Une petite fille marche aux abords d'un village dans le désert du Tchad. © Ben Curtis/AP/SIPA

Une vingtaine de chefs d’État et de gouvernement, dont une douzaine d’Africains, vont se réunir mardi matin en marge de la COP21, à Paris, pour évoquer notamment le phénomène de la désertification et l’accès aux énergies vertes sur le continent.

Ving-quatre heures après le lancement de la COP21, l’Afrique sera à l’honneur de la conférence climatique à Paris. Le continent, responsable d’une part minime des émissions de gaz à effet de serre, est la région du monde la plus impactée par ses conséquences. Un mini-sommet sera donc consacré mardi 1er décembre au matin à la lutte contre les effets du réchauffement climatique, à travers trois thématiques désignées comme prioritaires pour faire face aux bouleversements attendus en Afrique, indique-t-on à l’Elysée.

Énergies renouvelables 

Lutter contre la désertification de la région sahélienne, tout d’abord, en relançant l’initiative de la « grande muraille verte », une barrière naturelle de végétation qui doit traverser le continent du Sénégal à l’Ethiopie pour bloquer l’avancée du désert.
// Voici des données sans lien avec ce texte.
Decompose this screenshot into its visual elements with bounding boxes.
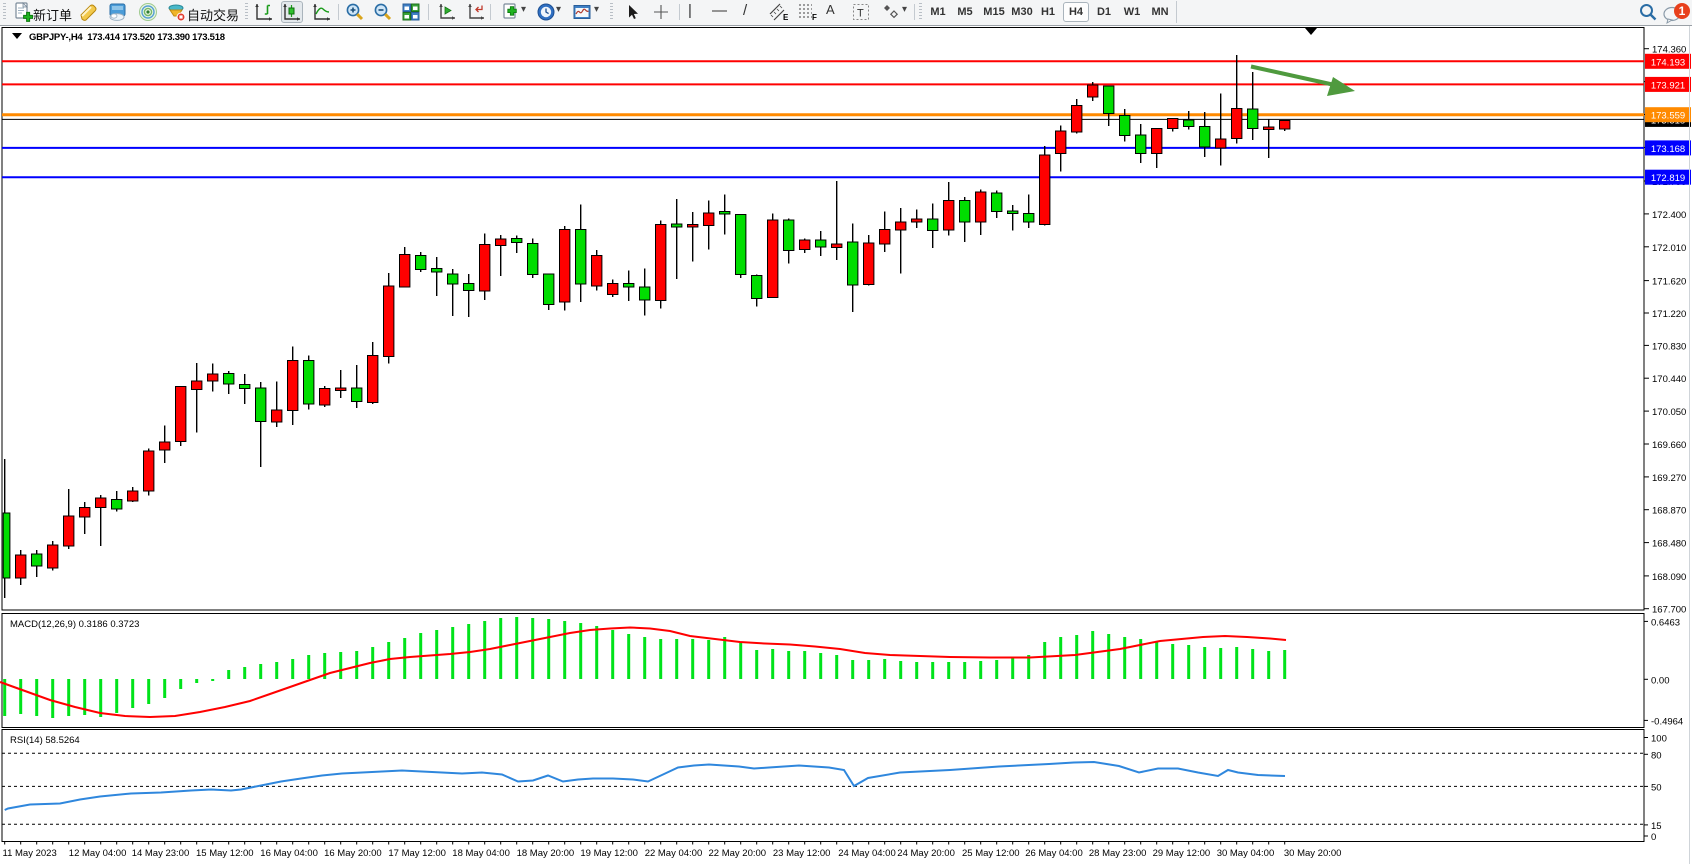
svg-text:172.400: 172.400 — [1652, 210, 1686, 221]
svg-text:22 May 04:00: 22 May 04:00 — [645, 848, 703, 859]
svg-text:17 May 12:00: 17 May 12:00 — [388, 848, 446, 859]
svg-text:28 May 23:00: 28 May 23:00 — [1089, 848, 1147, 859]
svg-text:29 May 12:00: 29 May 12:00 — [1153, 848, 1211, 859]
svg-text:172.010: 172.010 — [1652, 243, 1686, 254]
svg-text:173.168: 173.168 — [1651, 144, 1685, 155]
svg-text:173.559: 173.559 — [1651, 111, 1685, 122]
svg-text:15 May 12:00: 15 May 12:00 — [196, 848, 254, 859]
svg-text:26 May 04:00: 26 May 04:00 — [1025, 848, 1083, 859]
svg-text:19 May 12:00: 19 May 12:00 — [580, 848, 638, 859]
svg-text:168.090: 168.090 — [1652, 572, 1686, 583]
svg-text:0.6463: 0.6463 — [1651, 617, 1680, 628]
svg-text:30 May 20:00: 30 May 20:00 — [1284, 848, 1342, 859]
svg-text:50: 50 — [1651, 782, 1662, 793]
svg-text:174.193: 174.193 — [1651, 57, 1685, 68]
svg-text:14 May 23:00: 14 May 23:00 — [132, 848, 190, 859]
svg-text:22 May 20:00: 22 May 20:00 — [709, 848, 767, 859]
svg-text:24 May 04:00: 24 May 04:00 — [838, 848, 896, 859]
svg-text:18 May 04:00: 18 May 04:00 — [452, 848, 510, 859]
svg-text:18 May 20:00: 18 May 20:00 — [517, 848, 575, 859]
svg-text:1: 1 — [1679, 4, 1686, 18]
svg-text:E: E — [783, 13, 789, 22]
svg-text:24 May 20:00: 24 May 20:00 — [897, 848, 955, 859]
svg-text:169.270: 169.270 — [1652, 473, 1686, 484]
svg-text:100: 100 — [1651, 734, 1667, 745]
svg-text:169.660: 169.660 — [1652, 440, 1686, 451]
svg-text:167.700: 167.700 — [1652, 605, 1686, 616]
svg-text:0.00: 0.00 — [1651, 675, 1670, 686]
svg-text:F: F — [812, 13, 817, 22]
svg-text:170.050: 170.050 — [1652, 407, 1686, 418]
svg-text:30 May 04:00: 30 May 04:00 — [1217, 848, 1275, 859]
svg-text:25 May 12:00: 25 May 12:00 — [962, 848, 1020, 859]
svg-text:168.480: 168.480 — [1652, 539, 1686, 550]
svg-text:171.220: 171.220 — [1652, 309, 1686, 320]
svg-text:RSI(14) 58.5264: RSI(14) 58.5264 — [10, 735, 80, 746]
svg-text:0: 0 — [1651, 832, 1656, 843]
svg-text:11 May 2023: 11 May 2023 — [3, 848, 57, 859]
svg-text:15: 15 — [1651, 821, 1662, 832]
svg-text:12 May 04:00: 12 May 04:00 — [69, 848, 127, 859]
svg-text:170.440: 170.440 — [1652, 374, 1686, 385]
svg-text:MACD(12,26,9) 0.3186 0.3723: MACD(12,26,9) 0.3186 0.3723 — [10, 619, 139, 630]
svg-text:170.830: 170.830 — [1652, 341, 1686, 352]
svg-text:16 May 04:00: 16 May 04:00 — [260, 848, 318, 859]
svg-text:16 May 20:00: 16 May 20:00 — [324, 848, 382, 859]
svg-text:80: 80 — [1651, 750, 1662, 761]
svg-text:T: T — [857, 8, 864, 20]
svg-text:-0.4964: -0.4964 — [1651, 716, 1683, 727]
svg-text:174.360: 174.360 — [1652, 45, 1686, 56]
svg-text:GBPJPY-,H4 173.414 173.520 17: GBPJPY-,H4 173.414 173.520 173.390 173.5… — [29, 32, 225, 43]
svg-text:173.921: 173.921 — [1651, 80, 1685, 91]
svg-text:168.870: 168.870 — [1652, 506, 1686, 517]
svg-text:172.819: 172.819 — [1651, 173, 1685, 184]
svg-text:171.620: 171.620 — [1652, 277, 1686, 288]
svg-text:23 May 12:00: 23 May 12:00 — [773, 848, 831, 859]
Protéger le lac Tchad, ensuite, afin de fixer les populations et participer au rétablissement de la sécurité dans cette région fortement touchée par les attaques de Boko Haram. Développer, enfin, l’accès à l’électricité sur le continent à travers les énergies renouvelables, propres et décentralisées.
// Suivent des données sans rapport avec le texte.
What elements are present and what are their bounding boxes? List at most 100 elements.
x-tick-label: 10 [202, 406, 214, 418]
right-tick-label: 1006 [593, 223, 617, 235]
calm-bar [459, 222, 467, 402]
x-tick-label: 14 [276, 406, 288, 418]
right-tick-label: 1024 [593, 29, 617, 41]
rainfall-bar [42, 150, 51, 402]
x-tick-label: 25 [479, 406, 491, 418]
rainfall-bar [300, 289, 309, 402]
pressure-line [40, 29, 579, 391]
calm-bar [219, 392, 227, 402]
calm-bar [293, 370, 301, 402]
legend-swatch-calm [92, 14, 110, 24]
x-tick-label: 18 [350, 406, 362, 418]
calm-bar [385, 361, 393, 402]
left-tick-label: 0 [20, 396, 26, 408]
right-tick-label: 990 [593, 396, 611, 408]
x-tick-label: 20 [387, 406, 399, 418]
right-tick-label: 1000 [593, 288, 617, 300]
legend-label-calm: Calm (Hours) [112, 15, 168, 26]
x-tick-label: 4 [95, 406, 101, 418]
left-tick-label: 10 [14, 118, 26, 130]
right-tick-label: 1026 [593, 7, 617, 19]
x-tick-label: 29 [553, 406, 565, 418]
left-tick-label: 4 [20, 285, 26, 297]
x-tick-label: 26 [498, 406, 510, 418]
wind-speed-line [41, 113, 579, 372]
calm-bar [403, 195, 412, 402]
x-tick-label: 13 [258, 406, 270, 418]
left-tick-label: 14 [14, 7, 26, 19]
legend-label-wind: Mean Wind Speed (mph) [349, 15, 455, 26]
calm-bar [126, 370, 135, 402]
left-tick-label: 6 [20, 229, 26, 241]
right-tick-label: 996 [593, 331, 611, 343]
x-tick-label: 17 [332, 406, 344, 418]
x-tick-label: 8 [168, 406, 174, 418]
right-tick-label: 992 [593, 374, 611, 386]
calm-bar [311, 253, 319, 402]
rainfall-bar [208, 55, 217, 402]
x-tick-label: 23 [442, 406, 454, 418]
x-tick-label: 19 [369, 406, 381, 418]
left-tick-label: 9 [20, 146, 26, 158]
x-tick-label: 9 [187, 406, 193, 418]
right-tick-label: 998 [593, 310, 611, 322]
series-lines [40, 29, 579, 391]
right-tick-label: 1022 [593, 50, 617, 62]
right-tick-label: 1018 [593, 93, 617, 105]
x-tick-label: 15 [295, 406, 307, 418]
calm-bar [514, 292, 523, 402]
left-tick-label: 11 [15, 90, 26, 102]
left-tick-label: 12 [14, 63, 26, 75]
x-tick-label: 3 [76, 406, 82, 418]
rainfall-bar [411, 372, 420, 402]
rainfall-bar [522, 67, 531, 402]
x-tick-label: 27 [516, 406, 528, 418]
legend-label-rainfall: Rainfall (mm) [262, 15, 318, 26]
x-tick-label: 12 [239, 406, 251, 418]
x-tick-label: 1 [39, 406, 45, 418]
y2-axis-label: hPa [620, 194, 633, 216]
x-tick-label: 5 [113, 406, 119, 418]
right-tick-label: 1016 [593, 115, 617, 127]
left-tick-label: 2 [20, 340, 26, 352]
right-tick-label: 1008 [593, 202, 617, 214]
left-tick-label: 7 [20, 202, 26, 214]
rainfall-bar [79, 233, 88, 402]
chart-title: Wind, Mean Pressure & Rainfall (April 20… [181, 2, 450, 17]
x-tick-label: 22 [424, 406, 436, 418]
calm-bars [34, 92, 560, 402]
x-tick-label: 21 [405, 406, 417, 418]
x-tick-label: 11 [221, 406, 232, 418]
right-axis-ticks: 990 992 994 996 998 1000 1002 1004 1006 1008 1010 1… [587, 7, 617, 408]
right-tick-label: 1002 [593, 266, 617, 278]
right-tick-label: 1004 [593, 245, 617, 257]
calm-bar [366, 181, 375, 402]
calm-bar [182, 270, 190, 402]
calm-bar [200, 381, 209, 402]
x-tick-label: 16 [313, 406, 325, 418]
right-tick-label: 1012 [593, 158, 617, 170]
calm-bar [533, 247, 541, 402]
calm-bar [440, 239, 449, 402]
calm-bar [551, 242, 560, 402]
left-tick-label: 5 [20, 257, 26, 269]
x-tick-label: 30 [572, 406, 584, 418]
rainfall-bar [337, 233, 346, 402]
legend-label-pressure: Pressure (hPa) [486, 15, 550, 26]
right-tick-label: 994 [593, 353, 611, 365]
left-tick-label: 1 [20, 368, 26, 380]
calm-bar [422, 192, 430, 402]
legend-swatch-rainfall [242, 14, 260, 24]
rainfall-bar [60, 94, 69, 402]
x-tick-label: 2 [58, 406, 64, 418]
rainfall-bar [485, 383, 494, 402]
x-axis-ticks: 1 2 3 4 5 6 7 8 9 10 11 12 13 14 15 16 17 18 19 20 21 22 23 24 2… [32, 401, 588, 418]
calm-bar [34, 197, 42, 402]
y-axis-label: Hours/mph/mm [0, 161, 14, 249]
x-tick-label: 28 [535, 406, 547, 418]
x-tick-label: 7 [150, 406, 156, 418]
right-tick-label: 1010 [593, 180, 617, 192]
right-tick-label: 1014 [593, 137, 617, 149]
Des représentants des principaux pays émetteurs

Organisé sur le site de la COP21 au Bourget, près de Paris, ce mini-sommet réunira, autour du secrétaire général des Nations unies, Ban Ki-moon et de François Hollande, une douzaine de chefs d’État africains (la plupart des pays du Sahel mais aussi le Cameroun, l’Égypte et l’Afrique du Sud), des représentants des principaux pays émetteurs (Chine, États-Unis, Allemagne notamment) et les grandes institutions de développement. Des annonces de financements de « plusieurs milliards » d’euros liées aux trois thématiques sont attendues à cette occasion.

Seule une dizaine des 54 chefs d’État africains devraient être absents lundi lors de la cérémonie d’ouverture de la COP21, dont l’objectif est aboutir à un nouvel accord mondial sur le climat.